In der USV-Gruppe kamen zusätzlich deutlich weniger arterielle Fehlpunktionen vor (2,0 % vs. 16 %), während sich die Dauer der Prozedur und die Langzeit-Erfahrungen der Ärztinnen und Ärzte auf dem Gebiet von Ablationen und Ultraschallpunktionen nicht wesentlich unterschieden.
Die ultraschallgesteuerte Venenpunktion war klar überlegen und verminderte das Risiko für Gefäßkomplikationen um rund 80 %. Die Verwendung von Ultraschall zur gezielten Gefäßpunktion sollte daher zum Standardverfahren in der klinischen Praxis werden, so wie im Konsensus der Rhythmus-Fachgesellschaften von 2024 empfohlen (Klasse-I-Empfehlung).3
ULYSSES ist eine bemerkenswerte Studie. Besonders hervorzuheben ist, dass diese multizentrische RCT Investigator-initiiert und ohne externe Finanzierung durchgeführt wurde. Die Rekrutierungsleistung mit 986 Patienten in 6 Zentren innerhalb von 2 Jahren ist logistisch beeindruckend. ULYSSES zeigt beispielhaft, dass klinisch relevante RCTs auch heute pragmatisch und kosteneffizient realisiert werden können, auch wenn dies sicher nicht für jede Fragestellung so möglich ist.
Klinisch erscheint das Ergebnis erwartet überzeugend: Die ultraschallgeführte Punktion reduzierte relevante Gefäßkomplikationen von 3,3 % auf 0,6 %, entsprechend einer Number Needed to Treat von 38. Auffallend ist der Rückgang unbeabsichtigter arterieller Punktionen von 16 % auf 2 %. In Summe bestätigt die Studie die bislang überwiegend aus Beobachtungsstudien abgeleitete Evidenz nun in einer ausreichend großen randomisierten Untersuchung. Dies wird sicherlich die zunehmend eingesetzte ultraschallgesteuerte Punktion weiter relevant etablieren.
Methodisch bleiben trotz der beeindruckende Studie Einschränkungen. Eine Verblindung der Operateurinnen und Operateure war der Fragestellung entsprechend selbstverständlich nicht möglich, sodass ein Performance-Bias während der Punktion, beim Crossover oder bei der Hämostase nicht ausgeschlossen werden kann. Die vorzeitige Beendigung nach der Interimsanalyse und die insgesamt geringe Zahl primärer Endpunktereignisse können die Effektgröße überschätzen.

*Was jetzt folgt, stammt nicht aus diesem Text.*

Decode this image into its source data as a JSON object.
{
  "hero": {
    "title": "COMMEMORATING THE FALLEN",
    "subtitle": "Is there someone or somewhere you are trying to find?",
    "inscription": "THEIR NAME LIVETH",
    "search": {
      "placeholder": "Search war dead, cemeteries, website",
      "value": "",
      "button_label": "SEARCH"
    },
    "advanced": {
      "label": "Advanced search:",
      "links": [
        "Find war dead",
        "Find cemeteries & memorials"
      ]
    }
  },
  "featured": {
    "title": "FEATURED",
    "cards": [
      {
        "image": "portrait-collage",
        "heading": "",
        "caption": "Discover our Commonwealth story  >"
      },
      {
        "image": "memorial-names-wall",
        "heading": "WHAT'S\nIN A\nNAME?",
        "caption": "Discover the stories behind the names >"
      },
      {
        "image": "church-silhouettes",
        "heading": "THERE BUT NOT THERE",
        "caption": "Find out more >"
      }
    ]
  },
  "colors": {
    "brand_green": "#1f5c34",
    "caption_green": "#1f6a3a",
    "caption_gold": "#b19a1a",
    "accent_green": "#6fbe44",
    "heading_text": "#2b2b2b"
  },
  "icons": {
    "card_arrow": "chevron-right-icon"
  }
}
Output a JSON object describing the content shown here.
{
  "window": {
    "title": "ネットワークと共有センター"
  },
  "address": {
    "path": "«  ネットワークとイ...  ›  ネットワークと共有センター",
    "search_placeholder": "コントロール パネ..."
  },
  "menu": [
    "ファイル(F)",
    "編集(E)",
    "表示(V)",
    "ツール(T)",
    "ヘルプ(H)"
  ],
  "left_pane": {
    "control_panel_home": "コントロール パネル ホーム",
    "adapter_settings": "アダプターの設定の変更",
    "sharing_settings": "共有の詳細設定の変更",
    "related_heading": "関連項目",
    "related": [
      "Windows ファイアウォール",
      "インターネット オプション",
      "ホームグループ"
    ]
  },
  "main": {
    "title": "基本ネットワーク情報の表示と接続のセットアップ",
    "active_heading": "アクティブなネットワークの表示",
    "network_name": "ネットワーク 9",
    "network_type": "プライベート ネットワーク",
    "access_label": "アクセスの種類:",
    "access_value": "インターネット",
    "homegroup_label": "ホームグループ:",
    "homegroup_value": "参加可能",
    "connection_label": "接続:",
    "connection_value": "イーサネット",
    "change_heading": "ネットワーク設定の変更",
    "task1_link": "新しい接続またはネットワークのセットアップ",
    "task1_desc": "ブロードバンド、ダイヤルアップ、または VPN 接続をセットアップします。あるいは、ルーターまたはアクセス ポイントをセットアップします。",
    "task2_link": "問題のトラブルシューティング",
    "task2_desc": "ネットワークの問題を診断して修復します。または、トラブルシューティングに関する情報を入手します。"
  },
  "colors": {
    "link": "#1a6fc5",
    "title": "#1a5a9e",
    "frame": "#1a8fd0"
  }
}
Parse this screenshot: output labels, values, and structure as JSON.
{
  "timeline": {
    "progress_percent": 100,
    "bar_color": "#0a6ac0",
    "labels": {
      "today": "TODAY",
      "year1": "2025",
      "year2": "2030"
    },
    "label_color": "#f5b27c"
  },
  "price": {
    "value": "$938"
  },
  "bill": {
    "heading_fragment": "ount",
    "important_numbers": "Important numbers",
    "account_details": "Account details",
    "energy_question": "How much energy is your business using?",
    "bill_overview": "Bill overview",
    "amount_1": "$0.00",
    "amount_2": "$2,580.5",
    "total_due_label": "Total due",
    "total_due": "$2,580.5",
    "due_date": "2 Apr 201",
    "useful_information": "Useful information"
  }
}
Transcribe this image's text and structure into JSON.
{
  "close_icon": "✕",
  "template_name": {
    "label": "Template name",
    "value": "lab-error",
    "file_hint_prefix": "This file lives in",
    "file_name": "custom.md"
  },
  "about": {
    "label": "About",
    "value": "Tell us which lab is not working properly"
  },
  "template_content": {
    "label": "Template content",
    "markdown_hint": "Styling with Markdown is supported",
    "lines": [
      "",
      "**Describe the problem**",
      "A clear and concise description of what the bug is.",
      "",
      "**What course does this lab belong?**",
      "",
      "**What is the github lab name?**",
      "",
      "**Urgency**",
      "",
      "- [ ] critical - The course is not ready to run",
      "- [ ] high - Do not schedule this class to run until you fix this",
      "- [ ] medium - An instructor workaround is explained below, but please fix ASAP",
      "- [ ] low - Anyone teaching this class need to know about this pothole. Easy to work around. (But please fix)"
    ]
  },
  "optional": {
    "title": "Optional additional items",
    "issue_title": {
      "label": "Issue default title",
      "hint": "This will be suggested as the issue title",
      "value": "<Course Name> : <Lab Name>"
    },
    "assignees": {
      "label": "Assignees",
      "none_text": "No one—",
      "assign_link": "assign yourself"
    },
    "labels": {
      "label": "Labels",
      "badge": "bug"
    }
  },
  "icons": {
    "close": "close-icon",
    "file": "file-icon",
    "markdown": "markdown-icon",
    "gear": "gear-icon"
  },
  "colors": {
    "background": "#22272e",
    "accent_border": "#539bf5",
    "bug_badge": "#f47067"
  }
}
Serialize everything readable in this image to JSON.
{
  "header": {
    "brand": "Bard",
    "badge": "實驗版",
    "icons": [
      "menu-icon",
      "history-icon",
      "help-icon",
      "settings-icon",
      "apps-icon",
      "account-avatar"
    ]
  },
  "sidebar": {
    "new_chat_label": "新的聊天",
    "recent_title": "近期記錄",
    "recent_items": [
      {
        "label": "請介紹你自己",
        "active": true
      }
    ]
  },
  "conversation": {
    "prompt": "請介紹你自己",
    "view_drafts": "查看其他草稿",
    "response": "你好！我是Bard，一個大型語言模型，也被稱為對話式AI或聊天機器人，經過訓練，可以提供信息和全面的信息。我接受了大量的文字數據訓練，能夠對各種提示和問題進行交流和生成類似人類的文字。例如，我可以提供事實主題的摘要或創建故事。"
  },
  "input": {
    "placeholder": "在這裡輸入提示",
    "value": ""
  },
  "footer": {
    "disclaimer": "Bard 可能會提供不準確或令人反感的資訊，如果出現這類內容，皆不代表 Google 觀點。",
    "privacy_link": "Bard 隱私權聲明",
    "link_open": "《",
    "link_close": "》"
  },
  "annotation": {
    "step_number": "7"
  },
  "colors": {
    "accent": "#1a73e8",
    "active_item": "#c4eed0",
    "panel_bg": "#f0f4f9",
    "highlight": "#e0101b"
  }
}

Da eine routinemäßige sonographische Kontrolle aller Punktionsstellen nicht vorgesehen war, könnten asymptomatische Komplikationen zudem unerkannt geblieben sein.
Diese Aspekte relativieren vor allem die genaue Größe, kaum jedoch die Richtung des Effekts. Hierbei spielen sicher auch die arteriellen Fehlpunktionen eine relevante Rolle. Angesichts der klinischen Plausibilität, der niedrigen Kosten und des fehlenden relevanten Zeitnachteils sprechen die Ergebnisse letztlich klar dafür, die ultraschallgeführte femorale Venenpunktion als Standard bei linksatrialen Ablationen zu etablieren.